O programa pondera, no entanto: "A importância dada aos países do sul do mundo, que têm expressão concreta no Brics (Brasil, Rússia, Índia, China e África do Sul), não significa desconsiderar os países desenvolvidos. Bem ao contrário, é de grande relevância nosso relacionamento com os Estados Unidos, por sua importância econômica, política, científica e tecnológica, sem falar no volume de nosso comércio bilateral. Critério semelhante é válido para nossas relações com a União Europeia e com o Japão".
MEIO AMBIENTE____________________________________
O meio ambiente ocupa maior espaço nos programas de ambos do que a maioria dos outros tópicos, como resultado do impacto da entrada de Marina Silva na corrida presidencial. Tanto Aécio quanto Dilma se comprometem a adotar medidas para reduzir a emissão de gás carbono e o desmatamento, e falam em implementar o Cadastro Ambiental Rural, previsto no novo Código Florestal. Ambos enfatizam também o papel das populações indígenas na conservação da biodiversidade - uma das preocupações expressas por Marina ao conferir apoio a Aécio no segundo turno.
O candidato tucano propõe orientar a gestão das unidades de conservação com o objetivo de gerar renda para as populações locais; formar corredores ecológicos de modo a conectá-las umas às outras; e criar políticas para a remuneração dos chamados "serviços ambientais" - como a manutenção das florestas de pé.

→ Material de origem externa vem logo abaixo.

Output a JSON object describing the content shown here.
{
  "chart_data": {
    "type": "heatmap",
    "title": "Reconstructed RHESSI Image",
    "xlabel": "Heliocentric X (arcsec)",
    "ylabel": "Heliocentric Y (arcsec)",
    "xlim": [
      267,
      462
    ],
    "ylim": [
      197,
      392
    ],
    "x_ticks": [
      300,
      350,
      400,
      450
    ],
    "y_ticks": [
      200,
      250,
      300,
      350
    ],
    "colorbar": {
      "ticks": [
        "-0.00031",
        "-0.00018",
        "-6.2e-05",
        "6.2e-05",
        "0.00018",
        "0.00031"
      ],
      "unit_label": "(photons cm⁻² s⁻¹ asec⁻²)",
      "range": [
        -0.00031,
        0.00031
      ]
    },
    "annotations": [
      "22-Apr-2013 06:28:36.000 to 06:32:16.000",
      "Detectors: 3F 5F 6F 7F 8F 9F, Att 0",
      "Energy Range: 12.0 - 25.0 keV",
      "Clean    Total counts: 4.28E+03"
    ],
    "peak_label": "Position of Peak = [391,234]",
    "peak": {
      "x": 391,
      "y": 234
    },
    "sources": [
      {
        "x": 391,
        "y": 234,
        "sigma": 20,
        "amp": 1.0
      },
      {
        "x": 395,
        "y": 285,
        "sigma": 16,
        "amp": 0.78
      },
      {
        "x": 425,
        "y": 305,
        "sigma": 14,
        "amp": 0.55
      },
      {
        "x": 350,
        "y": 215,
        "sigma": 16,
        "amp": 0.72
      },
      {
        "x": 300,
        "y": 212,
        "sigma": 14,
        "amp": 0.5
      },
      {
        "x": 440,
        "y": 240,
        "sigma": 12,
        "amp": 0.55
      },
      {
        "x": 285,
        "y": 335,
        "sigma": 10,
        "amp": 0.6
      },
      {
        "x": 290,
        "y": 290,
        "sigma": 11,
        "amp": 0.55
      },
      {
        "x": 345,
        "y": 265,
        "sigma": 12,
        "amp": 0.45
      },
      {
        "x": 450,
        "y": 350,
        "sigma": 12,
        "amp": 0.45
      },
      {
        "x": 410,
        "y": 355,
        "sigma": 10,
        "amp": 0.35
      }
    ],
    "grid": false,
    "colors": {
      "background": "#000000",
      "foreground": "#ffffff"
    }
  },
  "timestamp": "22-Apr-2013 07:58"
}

Inversamente ao programa do PT, Aécio se compromete a manter a importância do pré-sal, ao realçar a necessidade de expansão das fontes renováveis, e promete uma política tributária de incentivo aos biocombustíveis.
Dilma fala em "fortalecer a coordenação intergovernamental" entre União, Estados e municípios, para gerir políticas internas, nas áreas de licenciamento ambiental, recursos hídricos, mudança climática e florestas. Para isso, promete regulamentar a lei complementar 140, sancionada em dezembro de 2011, que trata dessa cooperação entre os entes federativos.
O programa coloca como prioridade a chamada segurança hídrica, também preconizando a cooperação entre os três níveis de governo para atender às necessidades múltiplas de uso da água. E diz que "o Brasil se engajará fortemente nas negociações climáticas internacionais que terão lugar em 2015, para que seus interesses sejam contemplados no processo de estabelecimento dos parâmetros globais".